PWMJATENG.COM, Semarang – Dalam Kajian Ramadan 1446 H dan Dialog Ideopolitor PWM Jawa Tengah, Wakil Ketua PWM Jawa Tengah, Ahmad Hasan Asy’ari Ulamai, menyoroti pemahaman sempit tentang moderasi Islam. Ia menyatakan bahwa konsep moderasi sering disalahartikan sebagai upaya mengadopsi nilai-nilai demokrasi Barat yang liberal dan sekular. Akibatnya, moderasi Islam kerap dianggap sebagai proyek liberalisasi yang bertentangan dengan ajaran Islam.
Di sisi lain, moderasi Islam juga sering dikaitkan dengan program deradikalisasi untuk melawan paham ekstremisme. Dalam konteks ini, moderasi dipahami sebagai upaya menjaga keseimbangan dalam masyarakat yang plural. Moderasi Islam menjadi solusi bagi kelompok-kelompok ekstrem yang cenderung eksklusif dan menolak keberagaman.
Konsep moderasi Islam telah dijelaskan dalam Al-Qur’an. Salah satu ayat yang menjadi landasan adalah firman Allah dalam Surah Al-An‘ām ayat 161:
“Katakanlah (Wahai Muhammad), ‘Sesungguhnya Tuhanku telah membimbingku ke jalan yang lurus, agama yang benar, agama Ibrahim yang lurus, dan dia (Ibrahim) tidak termasuk orang-orang musyrik.'” (QS. Al-An‘ām: 161)
Selain itu, dalam Surah Al-Baqarah ayat 143, Allah menjelaskan bahwa umat Islam adalah umat yang adil dan terpilih:
“Dan demikianlah Kami telah menjadikan kamu (umat Islam) sebagai umat yang wasath (moderat) agar kamu menjadi saksi atas manusia dan agar Rasul (Muhammad) menjadi saksi atas kamu.” (QS. Al-Baqarah: 143)
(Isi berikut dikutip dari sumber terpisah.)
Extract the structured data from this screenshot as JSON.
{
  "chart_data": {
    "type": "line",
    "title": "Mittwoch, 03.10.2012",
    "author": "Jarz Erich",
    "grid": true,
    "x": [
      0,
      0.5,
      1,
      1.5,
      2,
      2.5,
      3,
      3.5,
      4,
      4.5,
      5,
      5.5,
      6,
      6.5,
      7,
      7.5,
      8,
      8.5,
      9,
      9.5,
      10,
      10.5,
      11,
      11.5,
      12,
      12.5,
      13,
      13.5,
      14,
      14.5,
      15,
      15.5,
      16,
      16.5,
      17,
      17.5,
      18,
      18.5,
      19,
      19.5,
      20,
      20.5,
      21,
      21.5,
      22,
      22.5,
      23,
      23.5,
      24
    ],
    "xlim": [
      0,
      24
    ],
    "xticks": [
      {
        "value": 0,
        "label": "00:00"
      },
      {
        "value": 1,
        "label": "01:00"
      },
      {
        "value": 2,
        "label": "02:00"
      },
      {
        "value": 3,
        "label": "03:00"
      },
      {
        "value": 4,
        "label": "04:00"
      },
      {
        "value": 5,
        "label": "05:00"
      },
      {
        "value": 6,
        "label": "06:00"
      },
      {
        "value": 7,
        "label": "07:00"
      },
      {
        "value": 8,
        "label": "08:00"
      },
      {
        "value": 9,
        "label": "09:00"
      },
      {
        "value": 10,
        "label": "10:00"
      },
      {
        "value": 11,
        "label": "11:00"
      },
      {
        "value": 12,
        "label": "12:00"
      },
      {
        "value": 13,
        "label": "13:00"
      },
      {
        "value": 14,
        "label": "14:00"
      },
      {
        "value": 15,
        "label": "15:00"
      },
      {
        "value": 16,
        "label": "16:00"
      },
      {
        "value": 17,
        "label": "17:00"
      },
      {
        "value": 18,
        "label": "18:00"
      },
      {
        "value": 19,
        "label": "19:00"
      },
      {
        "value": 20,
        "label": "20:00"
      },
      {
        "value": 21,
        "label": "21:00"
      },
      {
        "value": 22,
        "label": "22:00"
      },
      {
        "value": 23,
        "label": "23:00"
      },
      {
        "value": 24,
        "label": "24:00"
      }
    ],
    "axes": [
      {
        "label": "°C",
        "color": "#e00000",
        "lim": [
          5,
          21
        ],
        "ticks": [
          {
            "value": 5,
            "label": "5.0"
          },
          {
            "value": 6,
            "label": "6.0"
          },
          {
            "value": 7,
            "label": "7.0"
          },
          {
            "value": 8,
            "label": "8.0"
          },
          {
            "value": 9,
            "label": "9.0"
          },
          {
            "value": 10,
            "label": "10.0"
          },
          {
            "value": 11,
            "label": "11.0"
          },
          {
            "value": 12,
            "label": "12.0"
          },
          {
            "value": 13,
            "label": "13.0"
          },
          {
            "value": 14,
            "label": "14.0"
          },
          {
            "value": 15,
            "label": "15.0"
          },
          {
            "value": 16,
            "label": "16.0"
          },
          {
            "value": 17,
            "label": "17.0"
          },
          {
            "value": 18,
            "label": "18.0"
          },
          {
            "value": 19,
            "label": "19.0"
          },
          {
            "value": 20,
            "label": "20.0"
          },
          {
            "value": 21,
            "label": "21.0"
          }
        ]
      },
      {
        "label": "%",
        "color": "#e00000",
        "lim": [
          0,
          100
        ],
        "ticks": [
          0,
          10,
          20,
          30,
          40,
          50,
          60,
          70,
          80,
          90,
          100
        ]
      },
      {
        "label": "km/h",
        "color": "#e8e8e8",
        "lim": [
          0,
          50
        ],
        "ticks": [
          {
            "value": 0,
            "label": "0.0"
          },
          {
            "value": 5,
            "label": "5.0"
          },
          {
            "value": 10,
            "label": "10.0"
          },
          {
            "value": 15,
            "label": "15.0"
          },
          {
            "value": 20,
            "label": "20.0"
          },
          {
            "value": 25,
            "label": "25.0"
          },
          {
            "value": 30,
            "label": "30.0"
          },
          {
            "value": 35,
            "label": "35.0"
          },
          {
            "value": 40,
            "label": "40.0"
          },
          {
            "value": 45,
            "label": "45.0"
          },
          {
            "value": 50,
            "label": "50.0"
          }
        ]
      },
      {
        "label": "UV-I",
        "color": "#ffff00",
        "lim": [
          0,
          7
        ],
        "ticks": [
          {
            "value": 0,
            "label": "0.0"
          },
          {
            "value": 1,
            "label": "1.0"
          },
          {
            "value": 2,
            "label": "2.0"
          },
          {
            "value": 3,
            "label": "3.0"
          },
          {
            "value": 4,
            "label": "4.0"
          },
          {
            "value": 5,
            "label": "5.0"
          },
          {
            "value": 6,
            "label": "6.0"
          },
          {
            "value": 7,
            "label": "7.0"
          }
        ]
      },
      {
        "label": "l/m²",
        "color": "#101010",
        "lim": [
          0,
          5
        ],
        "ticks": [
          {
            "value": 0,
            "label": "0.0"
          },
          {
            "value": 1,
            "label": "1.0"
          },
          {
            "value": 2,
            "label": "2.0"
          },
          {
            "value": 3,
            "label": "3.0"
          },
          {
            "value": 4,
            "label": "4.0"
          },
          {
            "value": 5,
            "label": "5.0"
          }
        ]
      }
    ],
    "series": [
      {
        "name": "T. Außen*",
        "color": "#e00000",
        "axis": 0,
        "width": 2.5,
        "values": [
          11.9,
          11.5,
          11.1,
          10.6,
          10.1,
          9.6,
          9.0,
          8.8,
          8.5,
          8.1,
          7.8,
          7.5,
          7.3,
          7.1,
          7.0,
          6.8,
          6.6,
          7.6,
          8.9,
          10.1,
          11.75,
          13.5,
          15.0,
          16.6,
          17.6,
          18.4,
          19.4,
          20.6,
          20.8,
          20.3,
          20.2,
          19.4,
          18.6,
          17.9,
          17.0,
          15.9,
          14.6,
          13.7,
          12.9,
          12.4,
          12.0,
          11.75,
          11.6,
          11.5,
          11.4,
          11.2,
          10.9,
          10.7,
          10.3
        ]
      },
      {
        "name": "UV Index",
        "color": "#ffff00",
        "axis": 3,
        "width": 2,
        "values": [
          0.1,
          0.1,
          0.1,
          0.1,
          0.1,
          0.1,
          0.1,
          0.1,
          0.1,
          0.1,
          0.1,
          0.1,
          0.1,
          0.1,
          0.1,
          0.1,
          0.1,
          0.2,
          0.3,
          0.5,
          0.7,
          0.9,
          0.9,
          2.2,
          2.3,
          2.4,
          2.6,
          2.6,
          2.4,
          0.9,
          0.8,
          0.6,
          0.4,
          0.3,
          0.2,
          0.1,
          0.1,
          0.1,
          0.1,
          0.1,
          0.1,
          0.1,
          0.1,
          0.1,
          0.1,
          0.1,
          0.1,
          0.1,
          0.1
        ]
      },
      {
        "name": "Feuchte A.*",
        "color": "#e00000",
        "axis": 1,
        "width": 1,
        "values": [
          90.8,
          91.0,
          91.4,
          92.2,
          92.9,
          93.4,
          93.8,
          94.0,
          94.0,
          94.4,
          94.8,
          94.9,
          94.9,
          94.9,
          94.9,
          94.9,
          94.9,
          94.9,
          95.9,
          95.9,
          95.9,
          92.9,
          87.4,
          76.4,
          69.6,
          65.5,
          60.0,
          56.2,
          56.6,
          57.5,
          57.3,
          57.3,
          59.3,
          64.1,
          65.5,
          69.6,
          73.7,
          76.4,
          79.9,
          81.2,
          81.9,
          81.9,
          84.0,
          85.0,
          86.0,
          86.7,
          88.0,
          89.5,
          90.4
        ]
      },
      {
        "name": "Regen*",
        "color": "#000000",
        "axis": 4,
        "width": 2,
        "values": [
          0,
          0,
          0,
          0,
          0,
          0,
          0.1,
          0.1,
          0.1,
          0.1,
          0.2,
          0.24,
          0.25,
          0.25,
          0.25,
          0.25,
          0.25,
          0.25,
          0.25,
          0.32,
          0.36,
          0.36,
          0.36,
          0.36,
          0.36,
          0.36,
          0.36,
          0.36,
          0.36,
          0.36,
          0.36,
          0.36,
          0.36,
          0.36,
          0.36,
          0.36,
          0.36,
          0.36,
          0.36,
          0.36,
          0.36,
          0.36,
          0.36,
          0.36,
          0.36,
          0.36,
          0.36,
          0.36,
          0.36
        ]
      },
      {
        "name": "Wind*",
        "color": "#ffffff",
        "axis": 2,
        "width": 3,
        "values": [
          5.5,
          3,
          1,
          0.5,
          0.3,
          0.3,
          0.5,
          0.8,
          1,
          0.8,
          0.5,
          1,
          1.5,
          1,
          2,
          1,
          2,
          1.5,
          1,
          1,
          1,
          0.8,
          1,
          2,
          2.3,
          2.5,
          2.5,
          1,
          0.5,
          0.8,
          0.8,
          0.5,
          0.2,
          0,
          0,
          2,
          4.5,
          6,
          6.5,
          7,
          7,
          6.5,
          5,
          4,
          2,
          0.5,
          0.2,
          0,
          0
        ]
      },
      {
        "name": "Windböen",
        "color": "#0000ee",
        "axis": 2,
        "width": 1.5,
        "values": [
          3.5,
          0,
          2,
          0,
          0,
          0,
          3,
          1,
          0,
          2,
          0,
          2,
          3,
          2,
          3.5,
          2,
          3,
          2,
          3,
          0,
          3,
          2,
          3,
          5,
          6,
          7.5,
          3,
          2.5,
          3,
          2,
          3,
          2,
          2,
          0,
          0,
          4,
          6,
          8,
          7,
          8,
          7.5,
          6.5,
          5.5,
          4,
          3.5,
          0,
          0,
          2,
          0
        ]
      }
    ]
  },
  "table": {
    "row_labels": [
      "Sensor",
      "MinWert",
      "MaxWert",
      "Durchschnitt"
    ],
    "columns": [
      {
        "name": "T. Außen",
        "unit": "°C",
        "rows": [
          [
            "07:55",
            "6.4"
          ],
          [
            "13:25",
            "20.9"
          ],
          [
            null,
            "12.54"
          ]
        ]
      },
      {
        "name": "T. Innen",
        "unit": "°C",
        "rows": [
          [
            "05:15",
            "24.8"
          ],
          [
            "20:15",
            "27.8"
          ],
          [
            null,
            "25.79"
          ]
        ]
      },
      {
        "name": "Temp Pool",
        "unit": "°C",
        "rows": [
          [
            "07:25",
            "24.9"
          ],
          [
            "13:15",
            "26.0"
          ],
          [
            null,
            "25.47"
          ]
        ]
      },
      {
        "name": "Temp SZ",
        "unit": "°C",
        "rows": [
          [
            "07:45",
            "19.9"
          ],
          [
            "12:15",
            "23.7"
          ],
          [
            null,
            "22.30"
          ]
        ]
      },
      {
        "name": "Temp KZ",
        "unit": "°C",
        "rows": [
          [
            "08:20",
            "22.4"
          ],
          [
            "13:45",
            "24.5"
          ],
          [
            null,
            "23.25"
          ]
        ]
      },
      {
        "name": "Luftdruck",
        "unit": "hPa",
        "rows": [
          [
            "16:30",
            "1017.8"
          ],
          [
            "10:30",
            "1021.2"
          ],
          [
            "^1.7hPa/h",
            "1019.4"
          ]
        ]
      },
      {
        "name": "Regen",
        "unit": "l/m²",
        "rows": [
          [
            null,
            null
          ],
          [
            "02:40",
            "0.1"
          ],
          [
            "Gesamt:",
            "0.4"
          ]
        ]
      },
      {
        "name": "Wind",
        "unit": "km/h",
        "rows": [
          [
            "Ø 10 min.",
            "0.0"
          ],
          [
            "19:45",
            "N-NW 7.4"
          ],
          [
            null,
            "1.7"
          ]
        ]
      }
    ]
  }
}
Para ulama juga telah membahas konsep moderasi Islam dalam berbagai karya mereka. At-Thabari menegaskan bahwa umat Islam berada di tengah-tengah dalam urusan agama, tidak ekstrem seperti kaum Nasrani yang menjauhi dunia dengan kehidupan rahib, maupun seperti Yahudi yang terlalu materialistis.
Baca juga, Indahnya Berbuka dengan Sederhana dan Penuh Syukur
Imam Al-Ghazali dalam Ihya Ulumiddin menjelaskan bahwa sikap zuhud sahabat Nabi tidak berarti menolak dunia, tetapi menjadikannya sebagai sarana untuk meraih kebahagiaan akhirat. Senada dengan itu, Al-Qurthubi menegaskan bahwa umat Islam adalah umat yang berkeadilan dan moderat, sesuai dengan kehendak Allah.
Ibnu Taimiyah menambahkan bahwa Islam adalah agama yang berada di antara dua kutub ekstrem, baik dalam aspek kebersihan, halal dan haram, maupun moralitas. Ia menekankan bahwa musuh-musuh Allah sering kali menjadikan agama ini ekstrem, sementara para wali Allah mengajarkan Islam dengan penuh kasih sayang.
As-Syatibi dalam Al-Muwafaqat menegaskan bahwa syariat Islam selalu berada di jalan pertengahan yang paling adil. Penetapan hukum syariah harus mengikuti prinsip moderasi, menghindari kecenderungan ke arah ekstrem kanan atau kiri.
Muhammad Rasyid Ridha dalam tafsirnya terhadap QS. Al-Baqarah: 143 mengkritik kaum sufi yang terlalu fokus pada penyucian rohani sehingga melupakan pembangunan fisik dan teknologi. Muhammad Abu Zahrah menjelaskan bahwa Islam adalah agama pertengahan yang tidak ekstrem dalam mengagungkan para Nabi seperti Nasrani, tetapi juga tidak mengabaikan mereka seperti Yahudi.
Yusuf Al-Qardhawi dalam Fiqh Al-Washathiyah wa Al-Tajdid menegaskan bahwa moderasi Islam bukanlah pemikiran baru, melainkan bagian dari inti ajaran Islam itu sendiri.
Dengan berbagai pendapat ulama dan landasan dari Al-Qur’an, moderasi Islam dapat dipahami sebagai keseimbangan dalam menjalankan ajaran agama. Islam tidak mengajarkan ekstremisme, baik dalam bentuk radikalisme maupun liberalisme yang kebablasan. Sebaliknya, Islam mengajarkan keseimbangan yang mencerminkan keadilan dan kebijaksanaan. Inilah jalan yang harus ditempuh oleh umat Islam dalam menghadapi tantangan zaman dan menjaga keharmonisan dalam kehidupan bermasyarakat.